Foto Vignoli per www.modenafc.net
Sportivamente parlando, l’attuale momento che stanno vivendo i gialloblù è drammatico e l’incredibile sconfitta subita ieri al Picco ne è la dimostrazione. In vantaggio fino a pochi minuti dal termine, una squadra serena e tranquilla non avrebbe mai perso, non avrebbe mai subito due gol evitabili e avrebbe chiuso la partita sfruttando le ripartenze concesse dalla difesa spezzina. È una sconfitta che fa veramente male e che mette in luce tutte le paure e le difficoltà di questo Modena, ma c’è bisogno di una forte reazione da parte dei giocatori e dell’allenatore, già a partire dal prossimo match casalingo contro il Bari.

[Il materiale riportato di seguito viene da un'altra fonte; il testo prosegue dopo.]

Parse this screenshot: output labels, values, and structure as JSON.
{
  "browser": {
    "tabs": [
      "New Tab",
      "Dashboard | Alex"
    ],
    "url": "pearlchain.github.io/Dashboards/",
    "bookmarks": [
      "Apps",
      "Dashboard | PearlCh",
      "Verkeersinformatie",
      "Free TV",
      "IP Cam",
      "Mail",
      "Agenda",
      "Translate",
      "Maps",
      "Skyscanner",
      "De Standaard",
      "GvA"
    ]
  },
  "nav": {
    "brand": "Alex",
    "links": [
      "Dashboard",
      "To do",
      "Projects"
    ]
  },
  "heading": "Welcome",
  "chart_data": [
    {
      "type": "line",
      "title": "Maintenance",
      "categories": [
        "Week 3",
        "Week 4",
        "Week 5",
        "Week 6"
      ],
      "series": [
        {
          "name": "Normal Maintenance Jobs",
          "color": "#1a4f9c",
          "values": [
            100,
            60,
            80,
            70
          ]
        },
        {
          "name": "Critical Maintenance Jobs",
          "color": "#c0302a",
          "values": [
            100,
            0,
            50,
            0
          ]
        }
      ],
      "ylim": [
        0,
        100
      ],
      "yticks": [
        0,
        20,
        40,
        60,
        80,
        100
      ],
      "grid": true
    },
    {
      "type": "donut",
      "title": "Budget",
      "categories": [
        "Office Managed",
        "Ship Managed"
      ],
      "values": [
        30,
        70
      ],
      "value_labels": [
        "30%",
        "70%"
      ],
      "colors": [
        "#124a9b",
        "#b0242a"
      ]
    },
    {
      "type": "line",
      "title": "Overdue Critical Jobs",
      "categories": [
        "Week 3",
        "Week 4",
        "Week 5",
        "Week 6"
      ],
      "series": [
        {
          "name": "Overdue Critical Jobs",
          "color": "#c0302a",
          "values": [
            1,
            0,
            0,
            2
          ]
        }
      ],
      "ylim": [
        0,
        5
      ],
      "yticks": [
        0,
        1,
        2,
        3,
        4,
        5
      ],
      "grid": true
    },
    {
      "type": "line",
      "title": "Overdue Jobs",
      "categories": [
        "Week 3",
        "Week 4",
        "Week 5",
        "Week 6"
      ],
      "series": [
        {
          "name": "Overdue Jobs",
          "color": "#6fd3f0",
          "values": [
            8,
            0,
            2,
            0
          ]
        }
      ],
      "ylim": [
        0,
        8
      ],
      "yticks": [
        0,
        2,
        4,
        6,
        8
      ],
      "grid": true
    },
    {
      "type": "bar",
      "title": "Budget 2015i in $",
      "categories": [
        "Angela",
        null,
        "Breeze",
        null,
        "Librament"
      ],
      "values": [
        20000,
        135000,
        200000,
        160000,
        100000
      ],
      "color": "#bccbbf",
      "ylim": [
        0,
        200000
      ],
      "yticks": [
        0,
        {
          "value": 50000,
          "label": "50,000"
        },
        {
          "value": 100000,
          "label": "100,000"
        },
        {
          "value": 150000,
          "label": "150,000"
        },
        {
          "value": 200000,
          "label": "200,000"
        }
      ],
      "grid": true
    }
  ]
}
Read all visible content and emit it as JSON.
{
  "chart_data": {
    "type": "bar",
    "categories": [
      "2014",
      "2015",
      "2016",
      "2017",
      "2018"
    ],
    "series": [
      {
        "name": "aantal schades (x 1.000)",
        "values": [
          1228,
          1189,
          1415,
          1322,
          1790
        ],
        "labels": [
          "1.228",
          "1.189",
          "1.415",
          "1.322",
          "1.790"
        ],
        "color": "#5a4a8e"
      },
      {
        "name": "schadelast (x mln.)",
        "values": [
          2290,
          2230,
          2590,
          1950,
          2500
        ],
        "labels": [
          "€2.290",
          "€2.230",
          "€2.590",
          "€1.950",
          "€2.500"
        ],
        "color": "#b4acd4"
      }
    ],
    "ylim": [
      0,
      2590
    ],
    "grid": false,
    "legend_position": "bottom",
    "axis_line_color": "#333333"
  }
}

In campo c’è tanta confusione e la crisi è evidente, i numeri parlano chiaro: la vittoria ormai manca da più di due mesi e nel girone di ritorno, su sei partite disputate, i gialli hanno ottenuto solamente tre punti, solo il Trapani ha fatto peggio con 2 punti guadagnati. Se precedentemente la difesa riusciva a coprire e nascondere i difetti della squadra, ora, soprattutto nelle ultime due trasferte è apparsa in difficoltà e impacciata nel contrastare gli attaccanti avversari. Per quanto riguarda il reparto offensivo, nonostante i 13 gol sui 24 totali di Pablo Granoche, è uno dei peggiori del campionato ed è uno dei fattori negativi che sta risucchiando il Modena nelle zone bassissime della classifica.
C’è chi pensa che le colpe di questa situazione siano da affibbiare a Novellino, chi ai giocatori per lo scarso impegno e la scarsa qualità e chi alla società per il disastroso mercato di gennaio. Il mister campano ha di sicuro le sue colpe, ma la gestione del mercato, nonostante le promesse fatte e non mantenute dal presidente Caliendo per rinforzare la squadra in vista del resto della stagione, è apparsa discutibile, a causa delle cessioni di tre pedine (Tonucci, Osuji e Luppi) a tre concorrenti dirette per la salvezza (Brescia, Varese, Pro Vercelli) e del mancato arrivo di un centrocampista e di un attaccante. In questo momento tutti devono assumersi le proprie responsabilità e prima che sia troppo tardi qualcosa deve cambiare per invertire la rotta. Per la città di Modena la Serie B è troppo importante e la salvezza, ancora possibile e assolutamente alla portata, si deve ottenere in qualsiasi modo e con qualsiasi mezzo.